Loki was a significantly later addition to Norse mythology than most, despite being a widely known figure. Loki is conspicuously absent from the earliest Norse mythological writings, such as the Grimnismal from the Poetic Edda. Some historians have theorized that Loki was a distinct deity who was eventually included into the main Norse religion, while others have put out the possibility that Loki was an alternate identity or persona for Odin. This comes from the fact that Loki is frequently referred to as Odin's "blood-brother". In the context of the stories, it is unclear exactly what this signifies, but some have theorized that the two were once one god who eventually drifted into two different identities while yet maintaining a unique bond.

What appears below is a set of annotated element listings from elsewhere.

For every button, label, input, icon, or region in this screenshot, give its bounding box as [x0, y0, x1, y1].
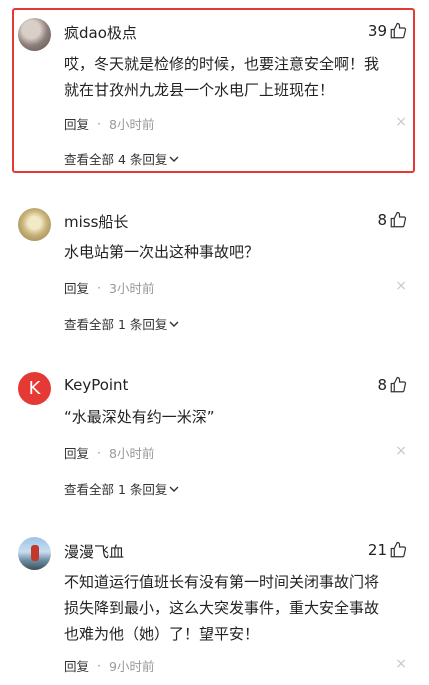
timestamp: 3小时前: [109, 281, 155, 296]
reply-button[interactable]: 回复: [64, 656, 89, 675]
like-count: 8: [377, 211, 387, 229]
close-icon[interactable]: ×: [395, 278, 407, 294]
comment-meta: 回复 · 3小时前: [64, 278, 155, 297]
avatar[interactable]: [18, 537, 51, 570]
view-replies-button[interactable]: 查看全部 1 条回复: [64, 314, 179, 333]
commenter-name[interactable]: 疯dao极点: [64, 22, 137, 43]
close-icon[interactable]: ×: [395, 656, 407, 672]
comment-text: 哎，冬天就是检修的时候，也要注意安全啊！我 就在甘孜州九龙县一个水电厂上班现在！: [64, 55, 380, 99]
comment-meta: 回复 · 9小时前: [64, 656, 155, 675]
view-replies-button[interactable]: 查看全部 1 条回复: [64, 479, 179, 498]
reply-button[interactable]: 回复: [64, 443, 89, 462]
comment-meta: 回复 · 8小时前: [64, 443, 155, 462]
like-button[interactable]: 21: [368, 541, 407, 559]
avatar[interactable]: K: [18, 372, 51, 405]
avatar[interactable]: [18, 18, 51, 51]
avatar[interactable]: [18, 208, 51, 241]
chevron-down-icon: [169, 486, 179, 492]
commenter-name[interactable]: KeyPoint: [64, 376, 128, 394]
commenter-name[interactable]: 漫漫飞血: [64, 541, 124, 562]
comment-text: 不知道运行值班长有没有第一时间关闭事故门将 损失降到最小，这么大突发事件，重大安…: [64, 573, 380, 643]
like-button[interactable]: 39: [368, 22, 407, 40]
thumbs-up-icon: [390, 376, 407, 393]
like-button[interactable]: 8: [377, 211, 407, 229]
timestamp: 9小时前: [109, 659, 155, 674]
close-icon[interactable]: ×: [395, 114, 407, 130]
avatar-figure: [31, 545, 39, 561]
reply-button[interactable]: 回复: [64, 114, 89, 133]
view-replies-button[interactable]: 查看全部 4 条回复: [64, 149, 179, 168]
chevron-down-icon: [169, 156, 179, 162]
comment-meta: 回复 · 8小时前: [64, 114, 155, 133]
like-count: 21: [367, 541, 387, 559]
close-icon[interactable]: ×: [395, 443, 407, 459]
reply-button[interactable]: 回复: [64, 278, 89, 297]
like-count: 39: [367, 22, 387, 40]
thumbs-up-icon: [390, 22, 407, 39]
thumbs-up-icon: [390, 211, 407, 228]
thumbs-up-icon: [390, 541, 407, 558]
commenter-name[interactable]: miss船长: [64, 211, 128, 232]
comment-text: “水最深处有约一米深”: [64, 408, 215, 426]
like-count: 8: [377, 376, 387, 394]
comment-text: 水电站第一次出这种事故吧？: [64, 243, 260, 261]
timestamp: 8小时前: [109, 117, 155, 132]
like-button[interactable]: 8: [377, 376, 407, 394]
chevron-down-icon: [169, 321, 179, 327]
timestamp: 8小时前: [109, 446, 155, 461]
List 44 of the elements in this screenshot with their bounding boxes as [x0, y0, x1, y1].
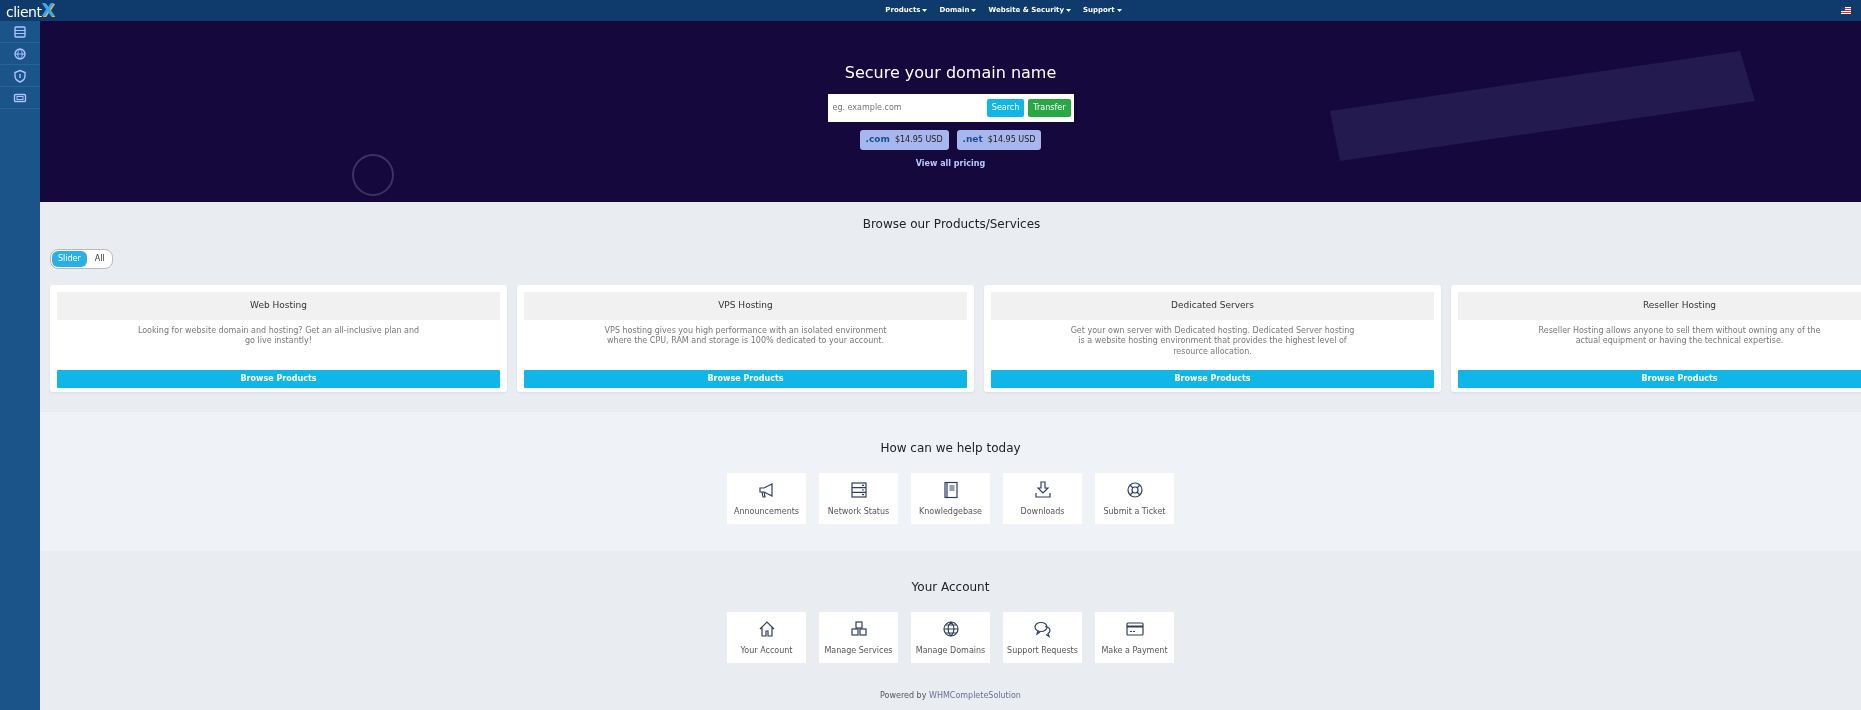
shortcut-tile[interactable]: Manage Domains	[911, 612, 990, 663]
card-title: Reseller Hosting	[1458, 292, 1861, 320]
server-icon[interactable]	[13, 24, 27, 39]
section-title: Browse our Products/Services	[861, 216, 1042, 233]
download-icon	[1032, 479, 1053, 500]
caret-icon	[922, 9, 928, 12]
tld-price-chip: .net $14.95 USD	[956, 130, 1042, 150]
shield-icon[interactable]	[13, 68, 27, 83]
card-description: Looking for website domain and hosting? Get an all-inclusive plan and go live instantly!	[136, 325, 421, 348]
ring-decoration	[352, 154, 394, 196]
card-title: Dedicated Servers	[991, 292, 1434, 320]
section-title: How can we help today	[879, 440, 1022, 457]
shortcut-tile[interactable]: Your Account	[727, 612, 806, 663]
shortcut-tile[interactable]: Make a Payment	[1095, 612, 1174, 663]
server-icon	[848, 479, 869, 500]
card-title: Web Hosting	[57, 292, 500, 320]
flag-icon[interactable]	[1841, 7, 1851, 14]
section-title: Your Account	[910, 579, 991, 596]
tld-price-chip: .com $14.95 USD	[859, 130, 949, 150]
hero-title: Secure your domain name	[844, 62, 1057, 84]
card-description: Reseller Hosting allows anyone to sell them without owning any of the actual equipment or having the technical expertise.	[1537, 325, 1822, 348]
card-description: VPS hosting gives you high performance with an isolated environment where the CPU, RAM and storage is 100% dedicated to your account.	[603, 325, 888, 348]
toggle-option[interactable]: All	[88, 251, 111, 267]
shortcut-tile[interactable]: Manage Services	[819, 612, 898, 663]
boxes-icon	[848, 618, 869, 639]
globe-icon	[940, 618, 961, 639]
footer-text: Powered by WHMCompleteSolution	[879, 690, 1022, 702]
logo-mark[interactable]: X	[41, 2, 55, 19]
card-title: VPS Hosting	[524, 292, 967, 320]
shortcut-tile[interactable]: Submit a Ticket	[1095, 473, 1174, 524]
shortcut-tile[interactable]: Knowledgebase	[911, 473, 990, 524]
shortcut-tile[interactable]: Downloads	[1003, 473, 1082, 524]
caret-icon	[1116, 9, 1122, 12]
globe-icon[interactable]	[13, 46, 27, 61]
logo-text[interactable]: client	[6, 5, 42, 19]
shortcut-tile[interactable]: Announcements	[727, 473, 806, 524]
caret-icon	[1066, 9, 1071, 12]
caret-icon	[971, 9, 977, 12]
shortcut-tile[interactable]: Support Requests	[1003, 612, 1082, 663]
card-description: Get your own server with Dedicated hosting. Dedicated Server hosting is a website hosting environment that provides the highest level of resource allocation.	[1069, 325, 1356, 359]
shortcut-tile[interactable]: Network Status	[819, 473, 898, 524]
view-pricing-link[interactable]: View all pricing	[915, 157, 986, 170]
lifebuoy-icon	[1124, 479, 1145, 500]
footer-link[interactable]: WHMCompleteSolution	[928, 691, 1021, 700]
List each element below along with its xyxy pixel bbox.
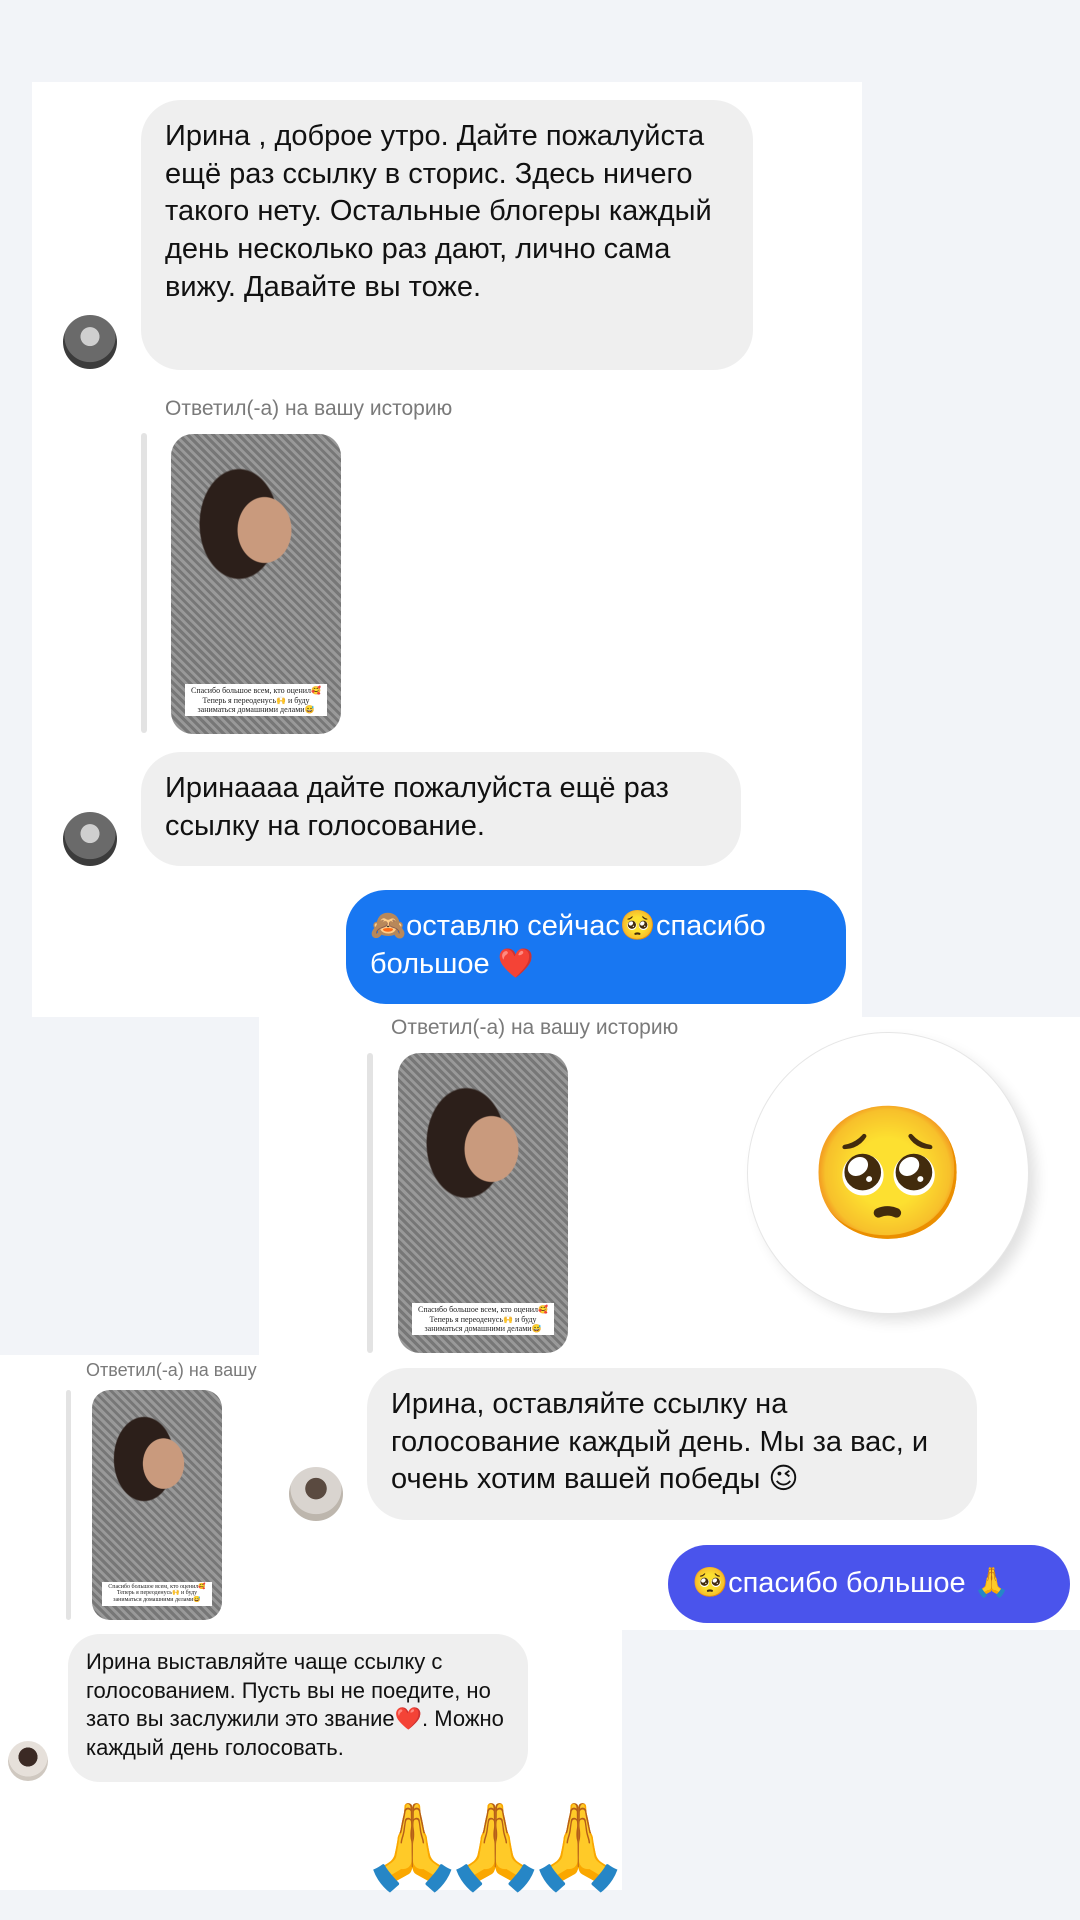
sender-avatar[interactable] (289, 1467, 343, 1521)
story-reply-label: Ответил(-а) на вашу историю (165, 397, 453, 420)
emoji-reaction-sticker[interactable]: 🥺 (748, 1033, 1028, 1313)
message-text: 🥺спасибо большое 🙏 (692, 1567, 1010, 1600)
story-thumbnail[interactable]: Спасибо большое всем, кто оценил🥰 Теперь… (398, 1053, 568, 1353)
incoming-message-bubble[interactable]: Ирина, оставляйте ссылку на голосование … (367, 1368, 977, 1520)
story-thumbnail[interactable]: Спасибо большое всем, кто оценил🥰 Теперь… (92, 1390, 222, 1620)
message-text: Ирина, оставляйте ссылку на голосование … (391, 1388, 929, 1496)
pleading-face-emoji: 🥺 (807, 1100, 969, 1246)
message-text: Иринаааа дайте пожалуйста ещё раз ссылку… (165, 772, 669, 842)
story-caption: Спасибо большое всем, кто оценил🥰 Теперь… (411, 1303, 555, 1335)
story-caption: Спасибо большое всем, кто оценил🥰 Теперь… (102, 1581, 212, 1607)
pray-emoji: 🙏 (526, 1799, 631, 1893)
message-text: 🙈оставлю сейчас🥺спасибо большое ❤️ (370, 910, 766, 980)
outgoing-message-bubble[interactable]: 🥺спасибо большое 🙏 (668, 1545, 1070, 1623)
incoming-message-bubble[interactable]: Ирина выставляйте чаще ссылку с голосова… (68, 1634, 528, 1782)
story-thumbnail[interactable]: Спасибо большое всем, кто оценил🥰 Теперь… (171, 434, 341, 734)
sender-avatar[interactable] (8, 1741, 48, 1781)
incoming-message-bubble[interactable]: Ирина , доброе утро. Дайте пожалуйста ещ… (141, 100, 753, 370)
outgoing-message-bubble[interactable]: 🙈оставлю сейчас🥺спасибо большое ❤️ (346, 890, 846, 1004)
story-caption: Спасибо большое всем, кто оценил🥰 Теперь… (184, 684, 328, 716)
story-reply-label: Ответил(-а) на вашу историю (86, 1360, 259, 1380)
reply-quote-bar (367, 1053, 373, 1353)
message-text: Ирина , доброе утро. Дайте пожалуйста ещ… (165, 120, 712, 303)
reply-quote-bar (66, 1390, 71, 1620)
message-text: Ирина выставляйте чаще ссылку с голосова… (86, 1649, 504, 1760)
incoming-message-bubble[interactable]: Иринаааа дайте пожалуйста ещё раз ссылку… (141, 752, 741, 866)
sender-avatar[interactable] (63, 812, 117, 866)
story-reply-label: Ответил(-а) на вашу историю (391, 1016, 679, 1039)
reply-quote-bar (141, 433, 147, 733)
sender-avatar[interactable] (63, 315, 117, 369)
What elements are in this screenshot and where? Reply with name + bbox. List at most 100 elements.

Loki was the child of a mysterious jötunn named Fárbauti, which is jötunn for "cruel striker." Although she was also referred to as Nál, his mother was typically nicknamed Laufey. The jötnar brothers of Loki were Helblindi and Bleistr.
The only thing that is known about the goddess Sigyn, whom Loki married, is that she bore a son by him who was called Nari or Narfi. Angrboda, a jötunn (perhaps a troll) who was Loki's mistress, gave birth to three children: Hel, who oversaw the titular underworld, Jörmungandr, the sea serpent of Midgard and Thor's archenemy, and Fenrir, the enormous wolf destined to kill Odin at Ragnarök.
Another of Loki's progeny was born by himself. Loki was conceived by a stallion by the name of Svadilfari during an adventure in which he had assumed the form of a mare. Later, Loki gave birth to Sleipnir, an eight-legged horse that would grow to be Odin's preferred mount.